Some of the benefits of fingertip control of chemical injection are obvious: more efficient operation of processing equipment, reduced labor and transportation costs, etc. However, according to Mitch Means, manager of Baker Petrolite's Chemical Automation Group, some of the most important impacts are not immediately obvious. "If a chemical pump failure on a remote platform goes undetected for a significant period of time, several miles of pipeline volume can quickly become out of spec before a back-up pump is started," said Means. "The latest version of the SentryNet controller unit can be configured to operate as both a monitor and backup system for the installed chemical injection system. If the chemical pump fails, the SentryNet controller will automatically activate a backup pump and maintain a pre-determined injection rate. The cost of lost production associated with facility upsets caused by chemical injection pump failures can be significant, particularly in the case of deepwater facilities. These situations can be minimized with real-time monitoring of the chemical system."

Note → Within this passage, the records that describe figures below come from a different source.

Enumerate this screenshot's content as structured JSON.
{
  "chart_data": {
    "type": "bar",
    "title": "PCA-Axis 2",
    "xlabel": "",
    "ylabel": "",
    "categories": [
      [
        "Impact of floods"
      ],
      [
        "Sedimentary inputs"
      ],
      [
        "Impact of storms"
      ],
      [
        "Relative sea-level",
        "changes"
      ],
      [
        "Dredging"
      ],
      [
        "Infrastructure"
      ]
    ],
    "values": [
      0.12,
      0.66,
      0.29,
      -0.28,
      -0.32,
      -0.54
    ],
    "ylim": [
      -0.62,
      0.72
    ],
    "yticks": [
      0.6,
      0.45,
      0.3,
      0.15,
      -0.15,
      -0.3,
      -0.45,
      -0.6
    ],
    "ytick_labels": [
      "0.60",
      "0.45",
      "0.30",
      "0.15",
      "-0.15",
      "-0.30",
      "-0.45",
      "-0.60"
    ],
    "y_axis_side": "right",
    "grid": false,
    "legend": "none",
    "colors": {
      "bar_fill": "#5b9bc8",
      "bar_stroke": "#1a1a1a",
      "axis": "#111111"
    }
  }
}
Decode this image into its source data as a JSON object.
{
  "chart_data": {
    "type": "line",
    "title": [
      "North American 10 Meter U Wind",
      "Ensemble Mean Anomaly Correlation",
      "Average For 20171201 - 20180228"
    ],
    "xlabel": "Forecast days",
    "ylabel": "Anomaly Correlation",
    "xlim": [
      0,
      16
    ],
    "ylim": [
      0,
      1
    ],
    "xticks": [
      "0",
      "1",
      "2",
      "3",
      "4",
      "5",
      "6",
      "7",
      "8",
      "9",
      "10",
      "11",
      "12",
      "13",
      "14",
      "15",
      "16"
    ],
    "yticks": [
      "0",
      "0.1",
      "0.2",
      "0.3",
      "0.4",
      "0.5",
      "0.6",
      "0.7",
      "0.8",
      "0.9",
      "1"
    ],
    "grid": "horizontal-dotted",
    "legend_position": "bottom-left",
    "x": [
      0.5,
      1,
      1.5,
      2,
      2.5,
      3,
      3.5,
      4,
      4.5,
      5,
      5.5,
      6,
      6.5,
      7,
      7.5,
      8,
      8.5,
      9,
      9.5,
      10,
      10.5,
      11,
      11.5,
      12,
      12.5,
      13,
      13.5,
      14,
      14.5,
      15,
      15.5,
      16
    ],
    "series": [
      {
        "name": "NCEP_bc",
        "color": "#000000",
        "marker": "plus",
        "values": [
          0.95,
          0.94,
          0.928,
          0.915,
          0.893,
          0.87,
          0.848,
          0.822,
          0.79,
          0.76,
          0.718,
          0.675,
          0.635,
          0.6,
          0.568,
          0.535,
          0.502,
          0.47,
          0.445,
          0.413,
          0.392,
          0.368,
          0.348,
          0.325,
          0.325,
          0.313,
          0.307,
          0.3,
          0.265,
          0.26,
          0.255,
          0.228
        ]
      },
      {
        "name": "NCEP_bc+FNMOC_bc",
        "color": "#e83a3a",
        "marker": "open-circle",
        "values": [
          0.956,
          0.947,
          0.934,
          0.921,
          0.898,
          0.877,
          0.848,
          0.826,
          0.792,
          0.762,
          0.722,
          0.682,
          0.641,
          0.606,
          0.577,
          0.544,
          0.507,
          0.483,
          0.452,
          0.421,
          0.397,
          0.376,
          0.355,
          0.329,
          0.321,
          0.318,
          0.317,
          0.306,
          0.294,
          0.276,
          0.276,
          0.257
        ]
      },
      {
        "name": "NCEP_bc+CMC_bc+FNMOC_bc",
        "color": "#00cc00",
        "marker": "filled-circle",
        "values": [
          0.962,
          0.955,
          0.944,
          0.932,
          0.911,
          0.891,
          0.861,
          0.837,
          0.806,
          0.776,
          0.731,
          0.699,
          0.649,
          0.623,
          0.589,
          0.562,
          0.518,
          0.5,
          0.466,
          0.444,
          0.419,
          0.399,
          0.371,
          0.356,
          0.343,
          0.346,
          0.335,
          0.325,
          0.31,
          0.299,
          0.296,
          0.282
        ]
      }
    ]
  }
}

For multi-point injection of the same chemical, most current systems employ a design with one pump per injection point, each independently and manually controlled. Another alternative is to configure a single large chemical pump supplying a number of SentryNet-controlled valves that are monitored and adjusted independently. This design eliminates the constant maintenance issues associated with multiple pumps and provides more precise process control.

Sensor-driven chemical delivery

When chemical dosage can be precisely tuned to other measured parameters (e.g., corrosion indicators) the overall use of a chemical can be optimized, resulting in lower chemical usage over time and improved chemical performance. For example, a producing company found that it was experiencing a base corrosion rate of 10 mils per year (mpy) in a major flow line where the maximum allowable rate had been set at only 1 mpy. In order to meet the specification, a corrosion inhibitor was continuously injected at a concentration of 25 parts per million (ppm), based on available data and conventional corrosion control procedures. Subsequently, a SentryNet system was installed and data from a corrosion probe was collected in real time. The data indicated that in fact, the 1 mpy target could be achieved with a chemical dosage of only 10 ppm corrosion inhibitor. The reduction saved the producer more than US $2 million per year.

The system can accept inputs from any type of standard commercially available process monitoring device (e.g., level sensors, flowmeters, corrosion probes, H2S monitors, etc.). Baker Petrolite has developed several proprietary devices for monitoring specific characteristics relevant to chemical remediation. One such device is a patented probe that employs a spectroscopic technique to directly measure dissolved asphaltenes in crude oil. The probe output compares with traditional methods of asphaltene characterization including IP-143 extraction gravimetric analysis and ADT spectroscopic methods. Another device also employs spectroscopic detection of oil mist in a gas stream, providing an immediate indication of process changes such as foaming or carryover. Devices such as these can be coupled with a SentryNet system to control the precise and timely addition of asphaltene inhibitor/dispersant or defoamer chemicals.

A third probe developed by Baker Petrolite senses the onset of scale formation in a mixed fluid system and can be used to optimize the injection rate of scale inhibitor. Other sensor systems under development include a corrosion probe for gas systems and a biofilm monitoring device.

"Even the most modern, reliable chemical pump will experience failures during its lifetime" Means said. "The SentryNet approach recognizes this fact and protects critical process operations through vigilance and immediate action."